In Mullaittivu, a town in the northeastern corner of Sri Lanka devastated by the tsunami, three people have died of a flu that has puzzled the Tamil Tiger rebels in control of the area.

Not taking any chances, guerrillas in gloves and surgical masks are looking for corpses by tracking down the stench.

"You find the corpses by the smell. Since yesterday they have begun to stink very badly. They are extremely decomposed," Tiger commander Vaneer Sivanayaham said.

In government-controlled southern Sri Lanka, foreigners caught up in the tsunami have been pitching in to the huge effort to clean up the island, which fears for the future of its lucrative tourism industry.

Britons Ian and Anna Betts said locals and tourists have been paying themselves for diesel and drivers to get private earthmovers to shift the rubbish from the streets due to a dire lack of official assistance.

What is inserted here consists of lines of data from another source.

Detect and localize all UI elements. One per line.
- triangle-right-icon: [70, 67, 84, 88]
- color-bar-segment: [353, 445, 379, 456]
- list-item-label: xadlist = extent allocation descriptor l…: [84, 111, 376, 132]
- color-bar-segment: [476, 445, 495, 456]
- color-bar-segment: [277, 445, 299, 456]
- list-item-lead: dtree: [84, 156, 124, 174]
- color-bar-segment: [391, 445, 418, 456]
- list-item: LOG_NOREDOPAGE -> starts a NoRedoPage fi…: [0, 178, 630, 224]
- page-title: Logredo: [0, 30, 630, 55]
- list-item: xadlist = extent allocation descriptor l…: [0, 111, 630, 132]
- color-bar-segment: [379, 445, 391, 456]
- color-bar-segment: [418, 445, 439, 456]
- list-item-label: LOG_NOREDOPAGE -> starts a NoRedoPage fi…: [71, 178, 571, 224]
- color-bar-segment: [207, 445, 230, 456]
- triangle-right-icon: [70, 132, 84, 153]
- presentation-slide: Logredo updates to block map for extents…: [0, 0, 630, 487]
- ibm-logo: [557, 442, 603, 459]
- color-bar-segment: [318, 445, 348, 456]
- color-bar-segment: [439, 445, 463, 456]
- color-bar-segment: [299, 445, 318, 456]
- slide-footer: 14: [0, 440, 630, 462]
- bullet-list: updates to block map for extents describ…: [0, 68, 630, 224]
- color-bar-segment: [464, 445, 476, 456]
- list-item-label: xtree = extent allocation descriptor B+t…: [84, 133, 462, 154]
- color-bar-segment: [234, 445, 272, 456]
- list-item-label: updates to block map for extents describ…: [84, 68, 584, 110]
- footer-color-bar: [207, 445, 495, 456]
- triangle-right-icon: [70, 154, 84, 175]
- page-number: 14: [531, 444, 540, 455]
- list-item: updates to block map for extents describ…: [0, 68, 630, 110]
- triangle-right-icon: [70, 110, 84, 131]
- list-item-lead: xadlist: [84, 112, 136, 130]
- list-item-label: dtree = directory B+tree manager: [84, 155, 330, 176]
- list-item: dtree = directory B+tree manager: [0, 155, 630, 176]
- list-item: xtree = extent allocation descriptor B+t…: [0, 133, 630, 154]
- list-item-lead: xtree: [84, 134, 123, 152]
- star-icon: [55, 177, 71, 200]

"All this money they say on the news is being donated, it's not getting down here. They could use any trucks. Where are the trucks? Where's the food?" Ian Betts said.

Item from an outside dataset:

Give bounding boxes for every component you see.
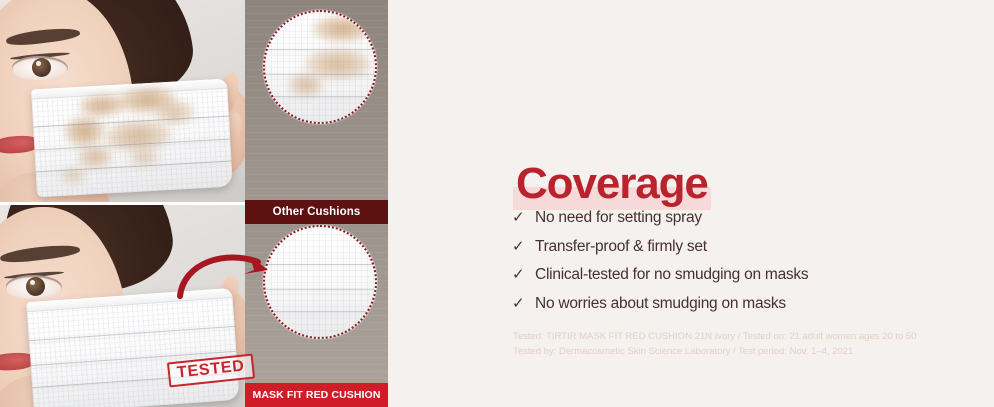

The couple, who have friends in hard-hit Thailand they are not sure have survived, said they saw no point leaving.

"We didn't lose anything. We're helping out -- not leaving like the people on the package tours whose buses have come in to take them out again. We don't mind because we're travelling for a long time," Ian said.

Sri Lankan government officials say nearly 50 percent of the tourists have left the country in the last few days following Sunday's tsunamis.

There were around 19,000 foreign tourists on the tropical island when the sea surges killed nearly 29,000 people, including over 100 foreigners.

In Thailand, the interior ministry said foreigners made up 2,407 of the 4,812 dead, or over half.